Saldo occupazionale, inattività e cassa integrazione

Il saldo netto occupazionale della Marca è positivo: gli occupati sono 402 mila e il tasso di occupazione è al 69,5%, con un picco del 96,1% degli uomini tra i 35 e i 49 contro un 81% delle donne nella stessa fascia d’età (-15%). In generale cala sia il tasso di occupazione che quello di disoccupazione, mentre sono gli inattivi ad aumentare: 350 mila in totale, prevalentemente ragazzi e ragazze nella fascia 15-24, ma con un notevole 21% nella fascia delle donne tra i 25 e i 34 anni. Un dato importante da sottolineare, soprattutto in un Paese che registra un secondo posto in Europa per numero dei giovani Neet (lett. “Not in education, employment or training”, cioè persone che non studiano, non lavorano e non seguono corsi di formazione professionale), che adducono tra le diverse motivazioni di inattività le responsabilità familiari e di cura. Altre motivazioni, poi, sono l’indisponibilità per malattia o disabilità, oltre a situazioni di transizione, e una parte di “scoraggiati”. Risulta ancora una volta evidente la necessità di lavorare su disabilità e marginalità, ma non è da sottovalutare lo scoraggiamento verso il mondo del lavoro. Da un sondaggio “interno” presentato dagli studenti del Besta e del Riccati, emerge che il 40% degli intervistati è preoccupato per il proprio futuro lavorativo, 4 su 10 pensano di aprire un fondo pensione, e il 56% pensa che non riceverà la pensione. Preoccupazioni, purtroppo, minimizzate dai presenti in sala.
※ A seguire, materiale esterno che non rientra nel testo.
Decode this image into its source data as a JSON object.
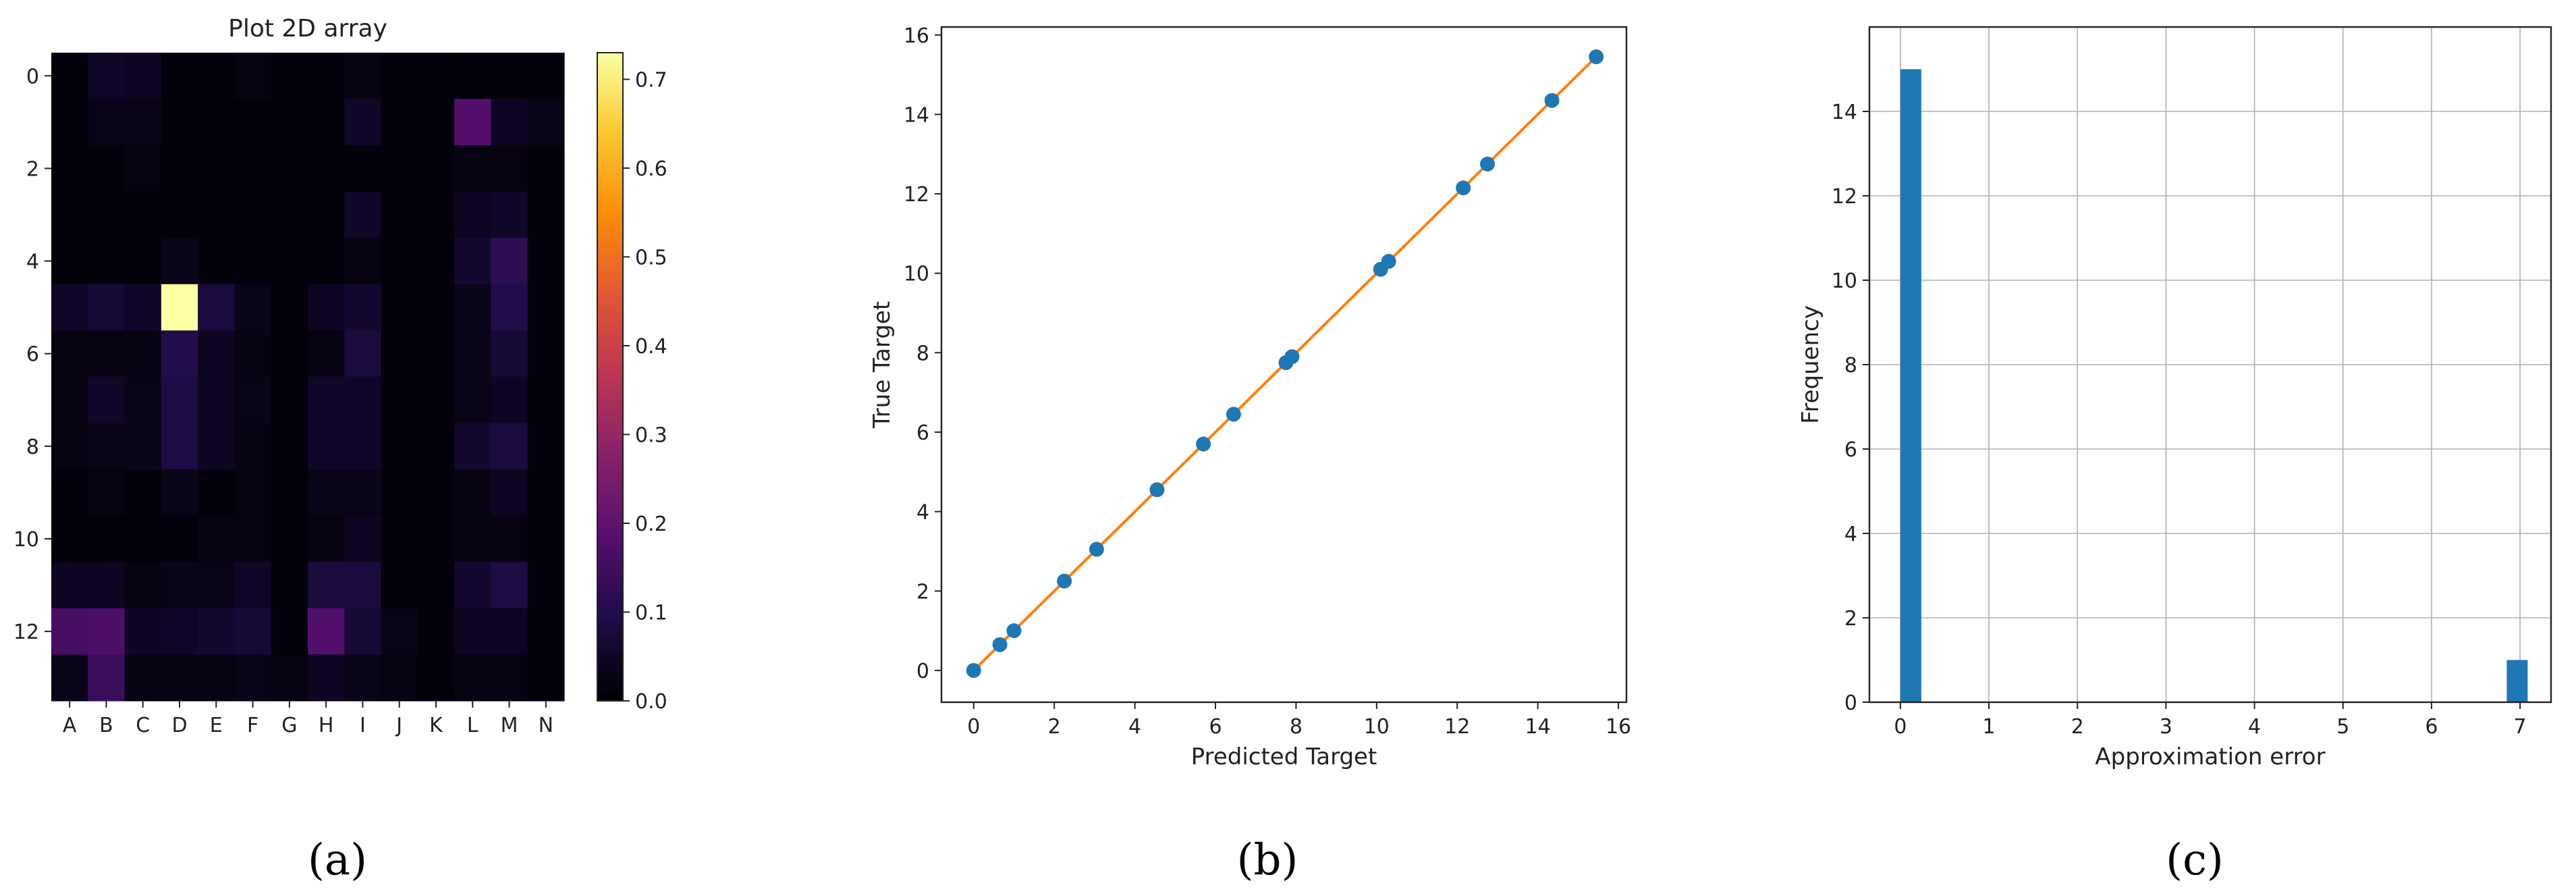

Eppure, la situazione non proprio rosea tornano a mostrarla i dati, visto che aumentano notevolmente i beneficiari degli ammortizzatori sociali: in particolare la provincia di Treviso nel 2024 registrava in Veneto il secondo numero più alto di beneficiari di Cigo (Cassa integrazione ordinaria), Cigs (straordinaria) e Fondo di solidarietà, 24.179, per oltre 3 milioni di ore utilizzate.

Gender pay gap

I redditi medi giornalieri segnano una differenza del 30% tra maschi e femmine, in un panorama italiano in linea, mentre la media in Europa è al 12%. Alla base di questo divario, tra le altre cose, inquadramenti lavorativi diversi e meglio retribuiti per gli uomini, all’interno dello stesso ambito di mansioni e orari di lavoro ridotti per le donne. Nel pubblico, le posizioni tra le meglio retribuite sono quelle di amministrazioni centrali, magistratura e autorità indipendenti, con un reddito medio giornaliero di 160,30 euro per i maschi e 138,80 euro per le femmine (-21,50 euro), in entrambi i casi, al di sotto della media nazionale; le peggio retribuite riguardano le amministrazioni locali (regioni, province e comuni), il cui reddito medio giornaliero per gli uomini è di 101,80 euro e per le donne di 86,80 euro (-15 euro), anche in questo caso al di sotto della media italiana. Nel privato il settore meglio retribuito è quello delle attività finanziarie ed assicurative, con 205,80 euro giornalieri per gli uomini e 134,70 euro per le donne (-71,10 euro), al di sotto della media nazionale; il reddito medio giornaliero più basso lo si registra nel lavoro domestico: 64 euro per gli uomini, 39,40 per le donne (-24,60). Non solo: le lavoratrici dipendenti part time sono il 39,8%, mentre i colleghi maschi il 7,5%, e su quasi 30 mila contratti di lavoro a tempo indeterminato, stipulati nel 2023, 18 mila hanno riguardato gli uomini. La fotografia, precisa al centesimo, ci restituisce un Paese in cui le donne lavorano meno, guadagnano meno, prendono meno di pensione: tutto ciò ostacola l’autodeterminazione femminile e lascia spazio alla violenza economica.